My only reason for reading Something Blue is because I hate reading cliffhangers, which is exactly what Something Borrowed left me with. I just had to know what happened to Darcy and how she would manage her life without Rachel, her only moral support, guidance, and (as she puts it) her plain, do-gooder, best friend since childhood.
I never liked Darcy. She’s blindly aware of other people’s feelings including Rachel’s, always thinking about herself, and cruising through life with a “just get by” mentality. While reading Something Blue, I couldn’t help shake my head at Darcy’s inappropriate and self-serving actions, nor could I resist gritting my teeth at her shallowness and inconsiderable amount of feelings for others. She’s a character you will love to hate. You find her intolerable at first, but as her story progresses, you learn to forgive her as she attempts to redeem herself and regain balance in her life.

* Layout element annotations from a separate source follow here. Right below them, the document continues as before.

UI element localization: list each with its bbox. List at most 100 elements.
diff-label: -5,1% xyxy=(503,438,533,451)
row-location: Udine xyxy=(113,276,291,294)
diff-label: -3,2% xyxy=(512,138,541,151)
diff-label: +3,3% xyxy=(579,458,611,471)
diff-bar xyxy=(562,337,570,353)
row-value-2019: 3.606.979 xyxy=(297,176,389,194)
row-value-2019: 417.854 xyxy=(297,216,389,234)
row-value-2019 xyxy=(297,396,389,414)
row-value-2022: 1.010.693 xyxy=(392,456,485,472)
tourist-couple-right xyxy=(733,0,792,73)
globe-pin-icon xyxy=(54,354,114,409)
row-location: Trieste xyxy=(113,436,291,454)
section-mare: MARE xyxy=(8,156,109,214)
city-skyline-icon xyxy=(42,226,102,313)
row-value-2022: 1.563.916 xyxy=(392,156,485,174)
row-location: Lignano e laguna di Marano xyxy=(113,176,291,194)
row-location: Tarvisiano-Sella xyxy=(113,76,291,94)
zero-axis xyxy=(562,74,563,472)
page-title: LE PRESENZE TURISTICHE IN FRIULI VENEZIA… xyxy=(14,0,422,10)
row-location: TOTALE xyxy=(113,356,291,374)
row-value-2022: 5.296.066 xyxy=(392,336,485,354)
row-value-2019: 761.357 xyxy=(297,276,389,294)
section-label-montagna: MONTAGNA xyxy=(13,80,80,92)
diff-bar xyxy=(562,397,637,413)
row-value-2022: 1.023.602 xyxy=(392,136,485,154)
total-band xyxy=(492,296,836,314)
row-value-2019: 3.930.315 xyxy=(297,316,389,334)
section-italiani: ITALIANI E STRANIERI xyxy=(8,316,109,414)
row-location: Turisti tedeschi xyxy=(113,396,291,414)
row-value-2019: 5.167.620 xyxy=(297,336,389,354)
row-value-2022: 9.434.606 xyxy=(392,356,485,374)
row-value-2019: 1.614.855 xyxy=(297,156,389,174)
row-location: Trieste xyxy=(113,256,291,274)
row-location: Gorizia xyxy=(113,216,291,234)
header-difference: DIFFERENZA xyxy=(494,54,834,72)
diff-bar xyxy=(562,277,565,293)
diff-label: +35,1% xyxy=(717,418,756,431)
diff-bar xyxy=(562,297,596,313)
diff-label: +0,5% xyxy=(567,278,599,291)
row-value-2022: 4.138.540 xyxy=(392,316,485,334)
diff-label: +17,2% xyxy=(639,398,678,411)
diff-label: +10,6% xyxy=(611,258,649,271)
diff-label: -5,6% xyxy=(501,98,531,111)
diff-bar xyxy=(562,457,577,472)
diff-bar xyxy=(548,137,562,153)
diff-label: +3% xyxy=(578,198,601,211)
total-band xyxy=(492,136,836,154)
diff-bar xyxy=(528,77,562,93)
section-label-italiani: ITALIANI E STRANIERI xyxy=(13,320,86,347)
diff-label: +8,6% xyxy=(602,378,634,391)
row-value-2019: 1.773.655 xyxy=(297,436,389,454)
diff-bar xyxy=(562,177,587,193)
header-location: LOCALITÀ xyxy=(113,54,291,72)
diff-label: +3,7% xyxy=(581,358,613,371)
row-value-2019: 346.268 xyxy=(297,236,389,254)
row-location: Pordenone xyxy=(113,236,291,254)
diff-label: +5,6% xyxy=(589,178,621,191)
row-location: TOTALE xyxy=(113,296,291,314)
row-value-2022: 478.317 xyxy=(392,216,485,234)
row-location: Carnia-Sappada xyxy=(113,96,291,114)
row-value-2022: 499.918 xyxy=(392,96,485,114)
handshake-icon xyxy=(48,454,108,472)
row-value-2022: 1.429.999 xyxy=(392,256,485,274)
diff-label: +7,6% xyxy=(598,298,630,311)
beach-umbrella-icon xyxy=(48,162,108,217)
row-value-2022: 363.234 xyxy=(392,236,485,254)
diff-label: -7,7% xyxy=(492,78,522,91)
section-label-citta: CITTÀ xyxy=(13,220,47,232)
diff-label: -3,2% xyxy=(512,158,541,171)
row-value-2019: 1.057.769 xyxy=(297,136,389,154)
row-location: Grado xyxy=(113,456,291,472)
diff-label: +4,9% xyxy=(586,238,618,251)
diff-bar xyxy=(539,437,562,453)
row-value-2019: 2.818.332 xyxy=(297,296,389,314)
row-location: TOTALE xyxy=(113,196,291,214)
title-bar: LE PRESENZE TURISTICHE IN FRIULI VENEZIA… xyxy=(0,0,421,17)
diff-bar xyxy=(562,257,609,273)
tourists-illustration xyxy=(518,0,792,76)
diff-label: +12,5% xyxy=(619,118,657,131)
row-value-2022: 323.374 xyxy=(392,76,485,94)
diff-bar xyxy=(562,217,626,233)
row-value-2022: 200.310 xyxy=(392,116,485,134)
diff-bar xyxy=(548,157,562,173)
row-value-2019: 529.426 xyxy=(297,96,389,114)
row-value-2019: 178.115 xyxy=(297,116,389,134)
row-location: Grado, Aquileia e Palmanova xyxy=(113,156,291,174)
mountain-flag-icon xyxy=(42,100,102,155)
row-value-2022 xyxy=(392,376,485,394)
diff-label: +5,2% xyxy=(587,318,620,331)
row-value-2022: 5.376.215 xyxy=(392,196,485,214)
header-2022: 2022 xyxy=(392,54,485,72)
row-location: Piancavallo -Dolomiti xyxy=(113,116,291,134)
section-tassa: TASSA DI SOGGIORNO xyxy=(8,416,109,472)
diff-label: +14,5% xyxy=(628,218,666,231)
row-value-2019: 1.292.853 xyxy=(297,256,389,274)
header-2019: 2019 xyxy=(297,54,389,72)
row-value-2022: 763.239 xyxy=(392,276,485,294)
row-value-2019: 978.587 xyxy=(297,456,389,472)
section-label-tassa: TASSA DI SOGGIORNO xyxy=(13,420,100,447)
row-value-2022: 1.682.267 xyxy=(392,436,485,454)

Readers are supposed to hate Darcy’s character so that we observe how she changes herself; her story begins as a travesty but ends in a warmer and compelling note. It was ingenious as to how Emily Giffin purposefully wrote her as a villainous character but turned her into a heroine in the end.
Something Blue is an entertaining novel, but I still enjoyed the prequel more, as the ending to Darcy’s story was predictable. But it finishes with a light-warming sentence about friendship: “They are what makes us who we are, and what can change us, if we let them.”
Something Blue is a delightfully charming novel for younger adults. Although you might have to surpass your disgruntled feelings for Darcy first, before you begin to appreciate her character in the end.
I give the book 3 hoots out of 5 hoots.